FIG. 2 includes an alternative embodiment of the present invention that locates the liquid orifice at an alternative location 330 that is aligned with the air orifices 306 , 308 . While locating the liquid orifice 310 off-center from the air orifices 306 , 308 provides the above mentioned advantages, this alternative location 330 illustrates that the self-aligning features and the improved mating surfaces of the present invention can operate separately from the improved isolation of the liquid orifice 310 from the air orifices 306 , 308 depicted in the other embodiment.
The dovetail shape of the projection 204 and the recess 304 are exemplary in nature and merely one example of how a gun manifold and module can include interactive portions on their mating faces that cooperate with one another when the module and manifold or service block are assembled together. For example, FIGS. 3A and 3B illustrate alternative cross-sectional profiles for the recessed portion of gun manifold. Accordingly, the module would include a complementary shaped projection that would engage the recesses 352 or 354 . The profile shapes 352 , 354 are non-symmetrical and, therefore, prevent the module from being slid onto the gun manifold upside-down. Such mis-assembly may sometimes occur because modules and gun bodies are frequently operated in a horizontal position or inverted position and determining the correct orientation for the sub assemblies is not always straightforward.

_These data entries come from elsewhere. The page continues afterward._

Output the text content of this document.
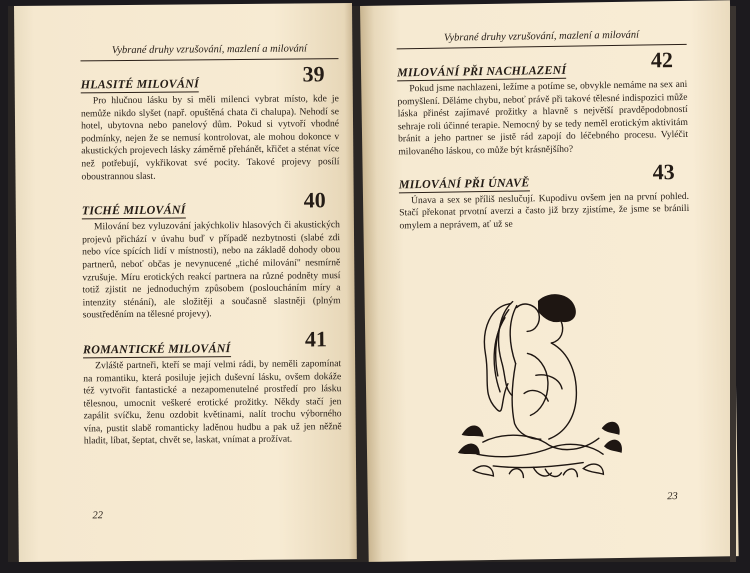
Vybrané druhy vzrušování, mazlení a milování
HLASITÉ MILOVÁNÍ	39

Pro hlučnou lásku by si měli milenci vybrat místo, kde je nemůže nikdo slyšet (např. opuštěná chata či chalupa). Nehodí se hotel, ubytovna nebo panelový dům. Pokud si vytvoří vhodné podmínky, nejen že se nemusí kontrolovat, ale mohou dokonce v akustických projevech lásky záměrně přehánět, křičet a sténat více než potřebují, vykřikovat své pocity. Takové projevy posílí oboustrannou slast.

TICHÉ MILOVÁNÍ	40

Milování bez vyluzování jakýchkoliv hlasových či akustických projevů přichází v úvahu buď v případě nezbytnosti (slabé zdi nebo více spících lidí v místnosti), nebo na základě dohody obou partnerů, neboť občas je nevynucené „tiché milování" nesmírně vzrušuje. Míru erotických reakcí partnera na různé podněty musí totiž zjistit ne jednoduchým způsobem (posloucháním míry a intenzity sténání), ale složitěji a současně slastněji (plným soustředěním na tělesné projevy).

ROMANTICKÉ MILOVÁNÍ	41

Zvláště partneři, kteří se mají velmi rádi, by neměli zapomínat na romantiku, která posiluje jejich duševní lásku, ovšem dokáže též vytvořit fantastické a nezapomenutelné prostředí pro lásku tělesnou, umocnit veškeré erotické prožitky. Někdy stačí jen zapálit svíčku, ženu ozdobit květinami, nalít trochu výborného vína, pustit slabě romanticky laděnou hudbu a pak už jen něžně hladit, líbat, šeptat, chvět se, laskat, vnímat a prožívat.

22
Vybrané druhy vzrušování, mazlení a milování
MILOVÁNÍ PŘI NACHLAZENÍ	42

Pokud jsme nachlazeni, ležíme a potíme se, obvykle nemáme na sex ani pomyšlení. Děláme chybu, neboť právě při takové tělesné indispozici může láska přinést zajímavé prožitky a hlavně s největší pravděpodobností sehraje roli účinné terapie. Nemocný by se tedy neměl erotickým aktivitám bránit a jeho partner se jistě rád zapojí do léčebného procesu. Vyléčit milovaného láskou, co může být krásnějšího?

MILOVÁNÍ PŘI ÚNAVĚ	43

Únava a sex se příliš neslučují. Kupodivu ovšem jen na první pohled. Stačí překonat prvotní averzi a často již brzy zjistíme, že jsme se bránili omylem a neprávem, ať už se

23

While the present invention has been illustrated by a description of various preferred embodiments and while these embodiments have been described in some detail, it is not the intention of the Applicants to restrict or in any way limit the scope of the appended claims to such detail.
For example, the gun manifold has been described herein as having a recess with the module having a complimentary shaped projection. The present invention contemplates that these interactive portions may be reversed such that the module has a recess designed for a projection on the gun manifold. Also, the present invention explicitly contemplates use within an electrically controlled dispensing module in addition to the pneumatic-type dispensing modules described herein. One of ordinary skill will also recognize that the projections and recesses described herein can be modified in a variety of ways without departing from the scope of the present invention. For example, FIG. 2 depicts the respective regions extending the entire length of the gun manifold 302 and module 202 . Alternative embodiments of the present invention contemplate that the projections and recesses may only extend along a portion of the face of the two sub-assemblies instead of the entire face. Similarly, the regions do not necessarily have to be centered on the mating face but may be off-centered as long as the two mating faces are complementary in shape. In addition to those advantages mentioned above, additional advantages include the increased surface area in contact between the module and the manifold which can improve heat transfer and sealing between these components and permit higher operating pressures.
Additional advantages and modifications will readily appear to those skilled in the art. The various features of the invention may be used alone or in numerous combinations depending on the needs and preferences of the user. This has been a description of the present invention, along with the preferred methods of practicing the present invention as currently known.